«Треск шаблонов» и другие истории из жизни инвалидов

Елена Кучеренко

Произошла у нас в санатории в Анапе интересная история.

Нам с нашей пятой дочкой Машей, у которой синдром Дауна, дали сюда путевки, а четвертую – Тоню, я взяла за доплату.

На самом деле, тут много чего интересного произошло. Но начну с этой, очень забавной. Я ей даже название придумала: «Треск шаблонов».

Но мало того, что забавная, она еще и очень показательная – в нашем «инвалидном деле».

* * *

В общем, гуляли мы с Машей по нашему санаторию, гуляли... И зашли на детскую площадку. А там семья – папа, мама и девочка лет пяти. 

Муж и жена на дочку мою косятся, шепчутся. В глазах недоумение и легкий испуг, переходящие в сострадание и интерес. Но это обычное дело. Я давно привыкла. 

Дело в том, что у Маши очень типичная для синдрома внешность. Вот как рисовали «даунов» в старых советских учебниках – такая она и есть. Она не страшная, нет. Очень даже красивая девочка. Но весь набор стигм и признаков у нее присутствует во всей красе. Если у других детей с трисомией что-то сглажено, другое не так заметно. То у Машули все четко, ясно и двух мнений быть не может. 

Люди сначала чуть пугаются и недоумевают, мол: «Как с современными технологиями такое могло случиться?». Не со зла – невольно, как бы примеряя на себя. Это вполне нормальный, естественный порыв. Потом начинают сопереживать. А потом им интересно – а как мы живем, такие семьи? Вот и у этих мужа и жены во взгляде все это присутствовало...

Маша, тем временем, покачалась на качелях, скатилась с горки, пошла по другим своим детским делам и оказалась у лавочки, на которой та семья и сидела. 

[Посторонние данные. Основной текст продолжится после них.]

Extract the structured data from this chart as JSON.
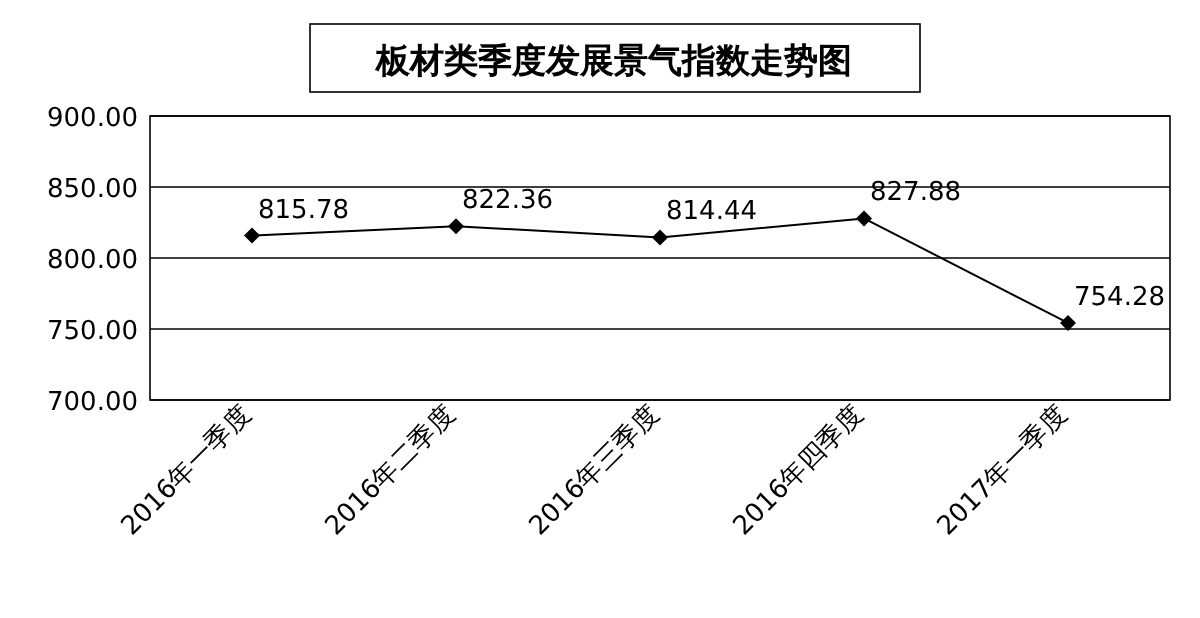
{
  "chart_data": {
    "type": "line",
    "title": "板材类季度发展景气指数走势图",
    "categories": [
      "2016年一季度",
      "2016年二季度",
      "2016年三季度",
      "2016年四季度",
      "2017年一季度"
    ],
    "series": [
      {
        "color": "#000000",
        "values": [
          815.78,
          822.36,
          814.44,
          827.88,
          754.28
        ]
      }
    ],
    "ylim": [
      700,
      900
    ],
    "yticks": [
      {
        "value": 700,
        "label": "700.00"
      },
      {
        "value": 750,
        "label": "750.00"
      },
      {
        "value": 800,
        "label": "800.00"
      },
      {
        "value": 850,
        "label": "850.00"
      },
      {
        "value": 900,
        "label": "900.00"
      }
    ],
    "grid": "y",
    "marker": "diamond",
    "line_style": "solid",
    "data_labels": true
  }
}
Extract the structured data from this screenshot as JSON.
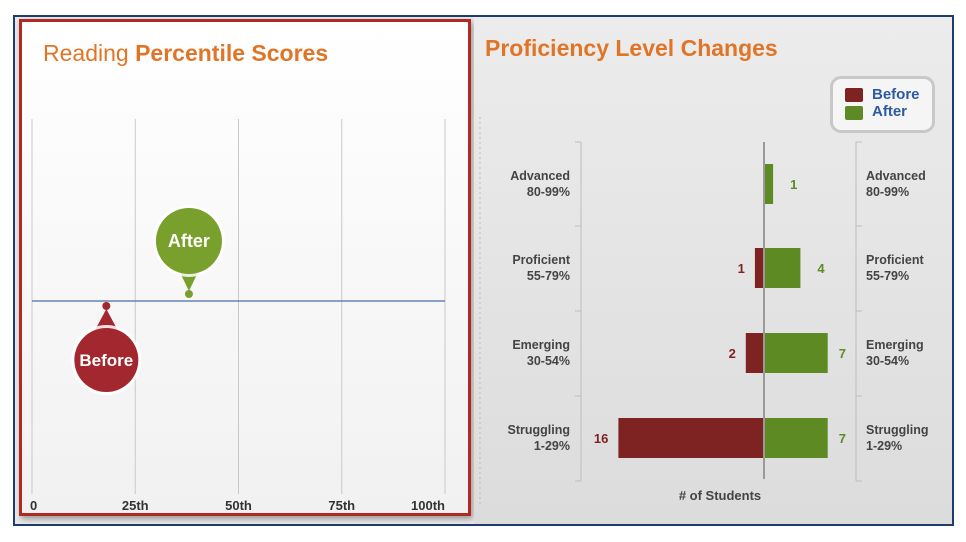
{
  "left_panel": {
    "title_prefix": "Reading",
    "title_bold": "Percentile Scores",
    "markers": [
      {
        "label": "Before",
        "color": "#a3272e"
      },
      {
        "label": "After",
        "color": "#79a02c"
      }
    ]
  },
  "right_panel": {
    "title": "Proficiency Level Changes",
    "legend": {
      "before_label": "Before",
      "after_label": "After",
      "before_color": "#7e2321",
      "after_color": "#5e8a23"
    }
  },
  "chart_data": [
    {
      "type": "scatter",
      "title": "Reading Percentile Scores",
      "xlim": [
        0,
        100
      ],
      "tick_values": [
        0,
        25,
        50,
        75,
        100
      ],
      "tick_labels": [
        "0",
        "25th",
        "50th",
        "75th",
        "100th"
      ],
      "grid": true,
      "series": [
        {
          "name": "Before",
          "x": 18
        },
        {
          "name": "After",
          "x": 38
        }
      ]
    },
    {
      "type": "bar",
      "title": "Proficiency Level Changes",
      "xlabel": "# of Students",
      "categories": [
        [
          "Advanced",
          "80-99%"
        ],
        [
          "Proficient",
          "55-79%"
        ],
        [
          "Emerging",
          "30-54%"
        ],
        [
          "Struggling",
          "1-29%"
        ]
      ],
      "series": [
        {
          "name": "Before",
          "values": [
            0,
            1,
            2,
            16
          ],
          "color": "#7e2321"
        },
        {
          "name": "After",
          "values": [
            1,
            4,
            7,
            7
          ],
          "color": "#5e8a23"
        }
      ],
      "legend": "top-right"
    }
  ]
}
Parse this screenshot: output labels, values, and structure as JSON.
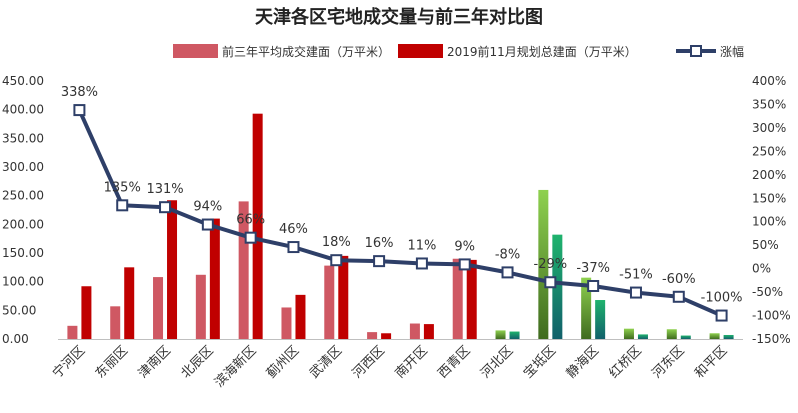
{
  "chart_data": {
    "type": "bar",
    "title": "天津各区宅地成交量与前三年对比图",
    "categories": [
      "宁河区",
      "东丽区",
      "津南区",
      "北辰区",
      "滨海新区",
      "蓟州区",
      "武清区",
      "河西区",
      "南开区",
      "西青区",
      "河北区",
      "宝坻区",
      "静海区",
      "红桥区",
      "河东区",
      "和平区"
    ],
    "series": [
      {
        "name": "前三年平均成交建面（万平米）",
        "type": "bar",
        "axis": "left",
        "values": [
          23,
          57,
          108,
          112,
          240,
          55,
          128,
          12,
          27,
          140,
          15,
          260,
          107,
          18,
          17,
          10
        ]
      },
      {
        "name": "2019前11月规划总建面（万平米）",
        "type": "bar",
        "axis": "left",
        "values": [
          92,
          125,
          242,
          210,
          393,
          77,
          145,
          10,
          26,
          138,
          13,
          182,
          68,
          8,
          6,
          7
        ]
      },
      {
        "name": "涨幅",
        "type": "line",
        "axis": "right",
        "values": [
          338,
          135,
          131,
          94,
          66,
          46,
          18,
          16,
          11,
          9,
          -8,
          -29,
          -37,
          -51,
          -60,
          -100
        ]
      }
    ],
    "rate_labels": [
      "338%",
      "135%",
      "131%",
      "94%",
      "66%",
      "46%",
      "18%",
      "16%",
      "11%",
      "9%",
      "-8%",
      "-29%",
      "-37%",
      "-51%",
      "-60%",
      "-100%"
    ],
    "y_left": {
      "min": 0,
      "max": 450,
      "ticks": [
        "0.00",
        "50.00",
        "100.00",
        "150.00",
        "200.00",
        "250.00",
        "300.00",
        "350.00",
        "400.00",
        "450.00"
      ]
    },
    "y_right": {
      "min": -150,
      "max": 400,
      "ticks": [
        "-150%",
        "-100%",
        "-50%",
        "0%",
        "50%",
        "100%",
        "150%",
        "200%",
        "250%",
        "300%",
        "350%",
        "400%"
      ]
    },
    "grid": false,
    "legend_position": "top",
    "colors": {
      "avg_bar": "#cf5863",
      "plan_bar": "#c00000",
      "line": "#2e3f68",
      "green_avg": "#8fd14f",
      "green_plan": "#1fb36d"
    }
  }
}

– Тебя как зовут? – спросила ее та девочка. 

Папа и мама ее даже вздрогнули.

– Маша!
– А меня Катя! Пойдем играть в классики! 

Родители ее еще больше испугались, смутились, переглянулись и виновато посмотрели на меня. Эта реакция мне тоже знакома. Мол: «Простите-извините! Мы-то люди взрослые, понимаем, что ваш ребеночек больной и мало чего умеет. Но дочка наша еще маленькая, она этого не знает. Вы уж на нее не сердитесь». 

Тоже, на мой взгляд, вполне объяснимая и нормальная реакция. Не все с такими нашими особыми детьми сталкивался и не все представляют себе диапазон их возможностей. Я сама, когда родила Машу, первые дни рыдала, что у меня «овощ» и мы не будем вылезать из больниц.

– Дочь, девочка, наверное, не умеет, – попытался сгладить ситуацию папа. – Позови ее лучше в песочницу.
– Я не хочу в песочницу! – заговорила Маша. – Мы с мамой идем в библиотеку. 

Мы с ней, правда, до этого договорились сходить в санаторную библиотеку. Она – большая любительница. 

– А что такое библиотека? – спросила девчушка своих родителей.

Выражение их лиц мне даже сложно описать. Глубокий нокаут.

И тут начинается самое интересное. Родителей той девочки как будто бы «переключили». Сострадание и виноватость в их глазах вдруг сменились холодом и злостью. Мама нервно вскочила, схватила свою дочку за руку, дернула и они быстро пошли прочь с детской площадки. Следом «задергался» папа. 

На следующий день в столовой, когда я попыталась с ними поздороваться, они от меня просто отвернулись. И у этого, увы, тоже есть объяснение. 

Дело в том, что многие люди на самом деле стараются нам сопереживать, сострадать, жалеть и поддерживать нас – семьи с детьми инвалидами. 

Многие готовы обнять нас, плакать с нами, гладить нас по головам, вздыхать и охать. В переносном смысле, конечно же. А иногда – и в прямом. И часто есть над чем плакать. Потому что быть здоровым, конечно же, лучше, чем быть больным. 

Времена меняются, и мало кто сейчас оттолкнет на площадке ребенка-инвалида от своих детей или позволит им его обидеть. Наоборот. Они хотят нас порадовать и просят своих малышей дружить с нашими.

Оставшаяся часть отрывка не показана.